Dutch researchers found that the amount of alpha-synuclein in cerebrospinal fluid (CSF) is not a tool for differentiating those who have Parkinson’s Disease from those who have an atypical parkinsonism disorder (MSA, DLB, PSP, CBD, and vascular parkinsonism). Alpha-synuclein in CSF is also not a tool for differentiating among the atypical parkinsonism disorders. The search for a biomarker continues.
Neurobiology of Aging. 2011 Jan 12. [Epub ahead of print]
CSF alpha-synuclein does not differentiate between parkinsonian disorders.
Aerts MB, Esselink RA, Abdo WF, Bloem BR, Verbeek MM.
Department of Neurology, Parkinson Center Nijmegen (ParC), and Alzheimer Centre Nijmegen, Donders Institute for Brain, Cognition and Behaviour, Radboud University Nijmegen Medical Centre, the Netherlands.
Differentiating between Parkinson’s disease (PD) and atypical Parkinsonism (AP) is clinically relevant but challenging.
A timely and correct diagnosis might result in better targeted treatment strategies, adequate patient counseling, and early recognition of disease-specific complications.
We aimed to investigate whether cerebrospinal fluid (CSF) concentrations of alpha-synuclein are of additional diagnostic value. We examined 142 consecutive patients with parkinsonism, mean disease duration 39.7 mo (Parkinson’s disease (PD), n = 58; MSA, n = 47; dementia with Lewy bodies (DLB), n = 3; VaP, n = 22; progressive supranuclear palsy (PSP), n = 10; CBD, n = 2).
Gold standard was the clinical diagnosis established after 2 years of clinical follow-up.
CSF concentrations of alpha-synuclein, blood pigments and the erythrocyte count were determined.

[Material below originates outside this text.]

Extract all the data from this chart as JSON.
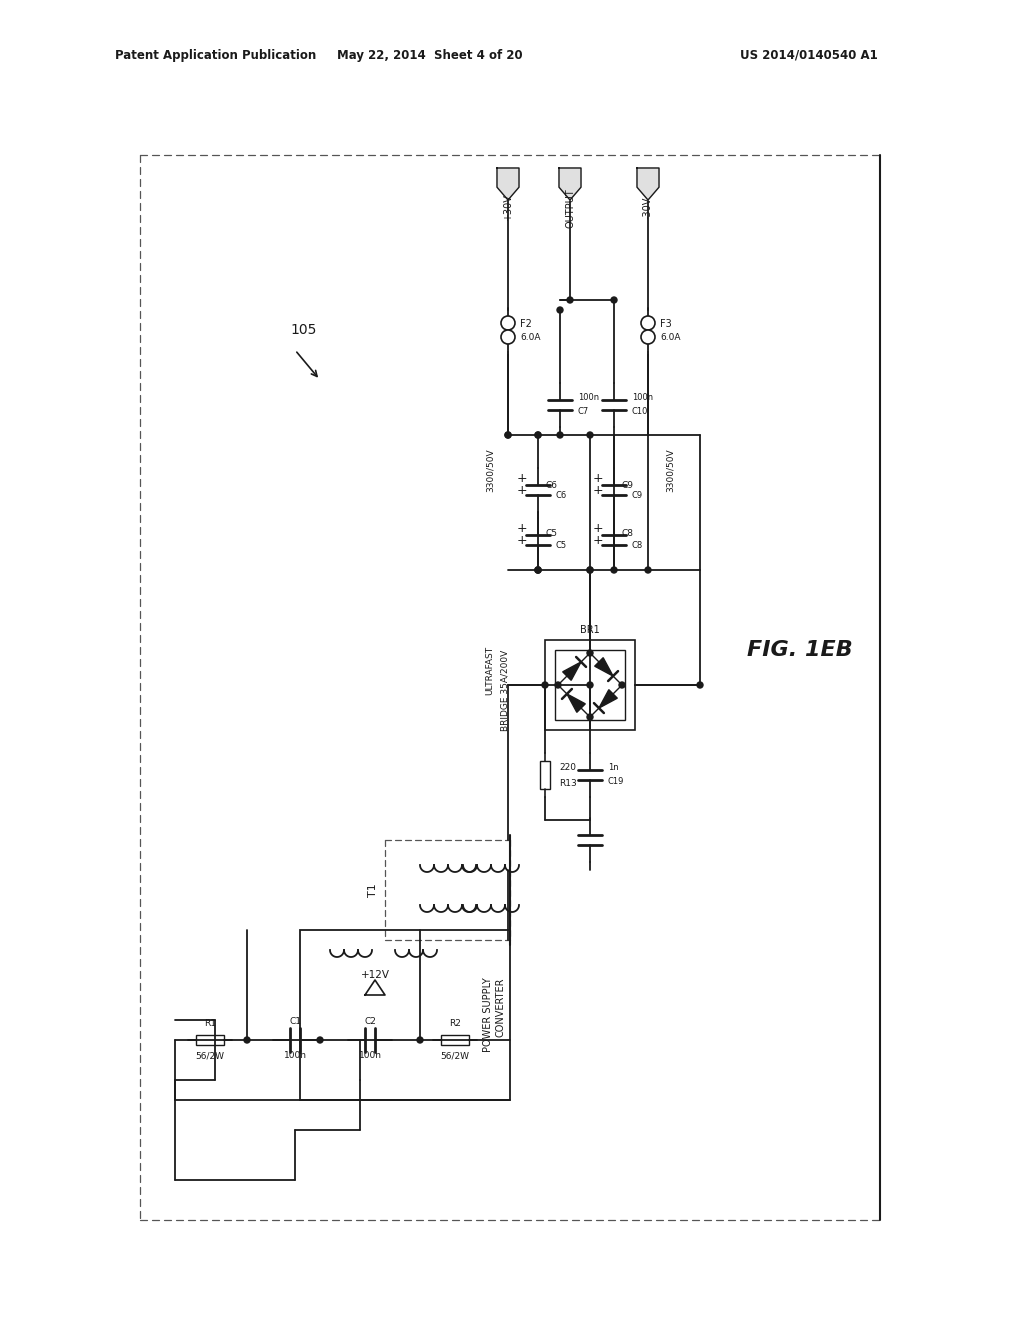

No differences between CSF alpha-synuclein concentrations of patients with PD with the reference values from our laboratory were observed.
We neither found significant differences between patients with PD and AP nor between AP subgroups. Adjustment for age, disease severity or presence of erythrocytes or blood pigments in CSF did not alter these results.
Our results imply that CSF alpha-synuclein is currently unsuitable as biomarker to differentiate between PD and AP.